Execve Script
This event is generated when a script or binary is executed using the execve
family of system calls. The execve_script
event is a specialized form of the execve
event, focusing on the execution of script files and binaries. This event is essential for monitoring script and binary executions, which are often used in automation, system administration, and various other tasks.
Example JSON
Below is a sample JSON payload for an execve_script
event:
{
"data": {
"ancestors": "/usr/lib/systemd/systemd|/usr/bin/login|/usr/bin/zsh|/usr/bin/bash|/usr/bin/xinit|/usr/bin/i3|/usr/bin/bash|/usr/bin/urxvt|/usr/bin/zsh|/usr/bin/bash",
"parent_command_line": "/bin/bash generate-activity.sh",
"parent_exe": "/usr/bin/bash",
"command_line": "/bin/bash /tmp/tmp.KsA9Ym95fq_kunai_test.sh",
"exe": {
"path": "/tmp/tmp.KsA9Ym95fq_kunai_test.sh",
"md5": "64b8185d28042ea96feb251e12fe632b",
"sha1": "31683c67b020d90f02a42e43e7758184ef98c12f",
"sha256": "cda81b42b75647daf6b70a626380c199fe665d721e63bfe34c96b65da0289627",
"sha512": "63165b902db5242a01296b39c1d6f2995fde961e29d9470d1862ccde8e2c8a3083659bf5d9c0794bbca620f37c419baec3c1d1941333d37fb9ced795553d2e83",
"size": 21,
"error": null
},
"interpreter": {
"path": "/usr/bin/bash",
"md5": "efe8524ed6a94d298fdde8da1fa6aaed",
"sha1": "f891da1be80c1496a8ec9898816bb9fce9ad0d45",
"sha256": "68bac453a428796f18114a1bf43420d814e36555808ec98eacb782de565c06eb",
"sha512": "6cf198485bbcb55b32fec4ffa6798abcb6b7a7c5bb8ff9450a09bb5f022fabbf0a6f547b661abe1c06eb80bcbc0a5f5265bf166122856d86c06ee5f0f69e4a8f",
"size": 1100632,
"error": null
}
},
"info": {
"host": "...",
"event": {
"source": "kunai",
"id": 2,
"name": "execve_script",
"uuid": "17c4ad2a-8b95-24af-c484-541a5a4e971e",
"batch": 720
},
"task": "...",
"parent_task": "...",
"utc_time": "2025-06-10T14:00:30.925394727Z"
}
}
Additional Details
Why This Event Matters
The execve_script
event is significant for several reasons:
- Script and Binary Monitoring: It provides visibility into script and binary executions, which are often used for automation and system administration tasks.

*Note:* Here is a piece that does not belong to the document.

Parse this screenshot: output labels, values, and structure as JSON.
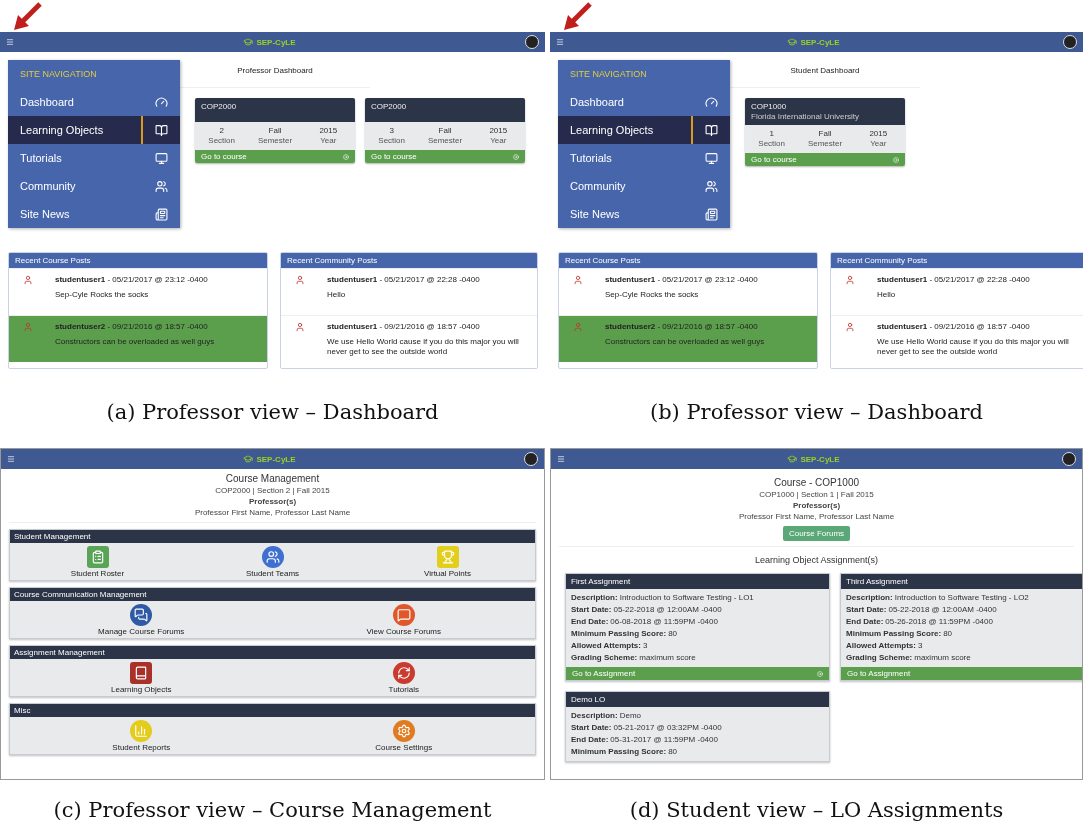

- Security: Monitoring script and binary executions can help detect unauthorized or malicious executions, which is critical for maintaining system security.
- Behavioral Analysis: Understanding the command-line arguments and the interpreter used for scripts and binaries helps in analyzing system behavior and detecting anomalies.
Key Fields Explained
.data.ancestors
- A pipe-separated list of the executable paths of the process ancestors.
.data.parent_command_line
- The command line used to start the parent process.
.data.parent_exe
- The path to the executable of the parent process.
.data.command_line
- The command line used to start the current script or binary.
.data.exe.path
- The path to the script or binary being executed.
.data.exe.md5
- The MD5 hash of the script or binary file.
.data.exe.sha1
- The SHA1 hash of the script or binary file.
.data.exe.sha256
- The SHA256 hash of the script or binary file.
.data.exe.sha512
- The SHA512 hash of the script or binary file.
.data.exe.size
- The size of the script or binary file in bytes.
.data.exe.error
- Any error associated with the script or binary file, if applicable.
.data.interpreter.path
- The path to the interpreter used to execute the script or binary.
.data.interpreter.md5
- The MD5 hash of the interpreter file.
.data.interpreter.sha1
- The SHA1 hash of the interpreter file.
.data.interpreter.sha256
- The SHA256 hash of the interpreter file.
.data.interpreter.sha512
- The SHA512 hash of the interpreter file.
.data.interpreter.size
- The size of the interpreter file in bytes.
.data.interpreter.error
- Any error associated with the interpreter file, if applicable.
tip
The interpreter
field provides details about the interpreter used to execute the script or binary, which can be crucial for understanding the execution environment and potential security implications.